Die Rechtsextremen haben eine Art Konzept: eine Mischung aus völkischem Appell an die unterdrückte Herrenrasse der unterprivilegierten Deutschen, gepaart mit Feindschaft gegenüber allen Facetten der Aufklärung sowie mit rechtslibertären Sehnsuchtsflausen nach dem starken Mann.

Chrupalla - der starke Mann? Weidel – die starke Frau? Da müssen selbst die Rechten lachen. Aber: über wie viele starke Männer hat man erst gelacht, ehe sie es wurden?

Sie werden ihr Bild der „Echten, Wahren, Konsequenten“ nur dann aufrechterhalten können, wenn ihnen politisch keine Konzepte entgegengestellt werden. 

Es gilt, ein handfestes Programm zu präsentieren, das die Realität nicht ignoriert.

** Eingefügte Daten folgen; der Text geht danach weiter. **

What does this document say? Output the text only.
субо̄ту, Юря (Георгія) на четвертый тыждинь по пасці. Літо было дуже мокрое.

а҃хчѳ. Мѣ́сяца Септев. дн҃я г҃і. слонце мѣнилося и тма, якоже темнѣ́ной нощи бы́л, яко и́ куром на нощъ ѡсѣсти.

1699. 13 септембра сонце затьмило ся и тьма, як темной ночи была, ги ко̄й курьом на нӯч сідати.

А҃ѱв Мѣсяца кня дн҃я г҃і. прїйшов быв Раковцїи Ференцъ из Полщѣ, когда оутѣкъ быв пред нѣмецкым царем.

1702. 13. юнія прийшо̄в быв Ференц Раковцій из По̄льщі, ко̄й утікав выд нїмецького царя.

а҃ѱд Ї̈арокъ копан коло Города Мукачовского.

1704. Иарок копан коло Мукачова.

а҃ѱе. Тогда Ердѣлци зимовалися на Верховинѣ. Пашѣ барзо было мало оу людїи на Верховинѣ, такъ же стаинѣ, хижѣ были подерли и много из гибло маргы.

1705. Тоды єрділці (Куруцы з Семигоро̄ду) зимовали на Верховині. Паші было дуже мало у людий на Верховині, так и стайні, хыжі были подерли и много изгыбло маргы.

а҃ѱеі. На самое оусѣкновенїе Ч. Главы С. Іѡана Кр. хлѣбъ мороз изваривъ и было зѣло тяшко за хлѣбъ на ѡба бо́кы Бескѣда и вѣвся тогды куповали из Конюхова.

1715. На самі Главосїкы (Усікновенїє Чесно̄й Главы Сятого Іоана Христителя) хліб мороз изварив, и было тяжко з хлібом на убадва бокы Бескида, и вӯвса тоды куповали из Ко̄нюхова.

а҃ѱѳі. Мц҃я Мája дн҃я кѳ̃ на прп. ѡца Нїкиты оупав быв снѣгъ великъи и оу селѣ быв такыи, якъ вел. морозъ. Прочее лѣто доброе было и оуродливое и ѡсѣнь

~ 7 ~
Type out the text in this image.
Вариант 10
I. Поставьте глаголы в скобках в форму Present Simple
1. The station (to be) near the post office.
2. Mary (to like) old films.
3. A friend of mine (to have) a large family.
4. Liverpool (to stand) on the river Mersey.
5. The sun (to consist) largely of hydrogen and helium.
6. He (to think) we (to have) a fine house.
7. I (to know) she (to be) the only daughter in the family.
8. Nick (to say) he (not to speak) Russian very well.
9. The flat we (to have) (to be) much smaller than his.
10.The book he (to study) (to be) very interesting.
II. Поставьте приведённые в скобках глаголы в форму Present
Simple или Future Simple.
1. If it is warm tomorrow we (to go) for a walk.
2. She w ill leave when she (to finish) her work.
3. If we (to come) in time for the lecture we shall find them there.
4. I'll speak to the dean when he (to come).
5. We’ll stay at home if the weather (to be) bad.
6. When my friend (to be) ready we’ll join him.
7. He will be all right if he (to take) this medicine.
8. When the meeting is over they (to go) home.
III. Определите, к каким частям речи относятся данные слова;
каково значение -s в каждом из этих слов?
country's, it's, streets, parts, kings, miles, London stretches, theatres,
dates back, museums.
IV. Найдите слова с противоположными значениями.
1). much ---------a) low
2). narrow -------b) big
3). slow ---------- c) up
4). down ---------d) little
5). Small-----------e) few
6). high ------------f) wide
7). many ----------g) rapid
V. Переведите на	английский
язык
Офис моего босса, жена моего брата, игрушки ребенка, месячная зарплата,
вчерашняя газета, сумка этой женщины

Leider sieht man immer weniger politische Figuren an der Spitze, vor allem der Grünen, aber auch der SPDCDUFDP, die ernsthaft Humanität und Ordnung zusammenbringen können und wollen. Gerade die Grünen katapultieren sich mit einer dahin dilettierenden Bundesvorsitzenden Lang, mit Heckenschützen und Politveteranen eines Schlages wie Trittin, mit politischen Wirrköpfen und Leichtmatrosen in der Bundestagsfraktion selbst aus der ernsthaften Debatte. Lediglich Vizekanzler Habeck ist ein Lichtblick, der sich ernsthaft bemüht, doch kann auch er nicht an alle Ecken und Enden stets rechtzeitig zur Stelle sein. Muss man also die Hoffnung auf so etwas wie ein politisches Programm, das auf der Höhe der Zeit liegt, aufgeben?

Die schrägen Figuren der AfD wird man nur dann als Gaukler und Vertreter/innen von politischem Humbug hinstellen können, wenn das Problem der ungezügelten und irregulären Migration benannt und mit einem glaubhaften Konzept eingehegt wird. Ähnliches gilt für alle anderen Themen ebenso. 

Aber keines scheint so dringlich wie dieses.

 

Ich danke Armin Thurnher für die freundliche Erlaubnis, einige Gedanken und Formulierungen übernehmen zu dürfen.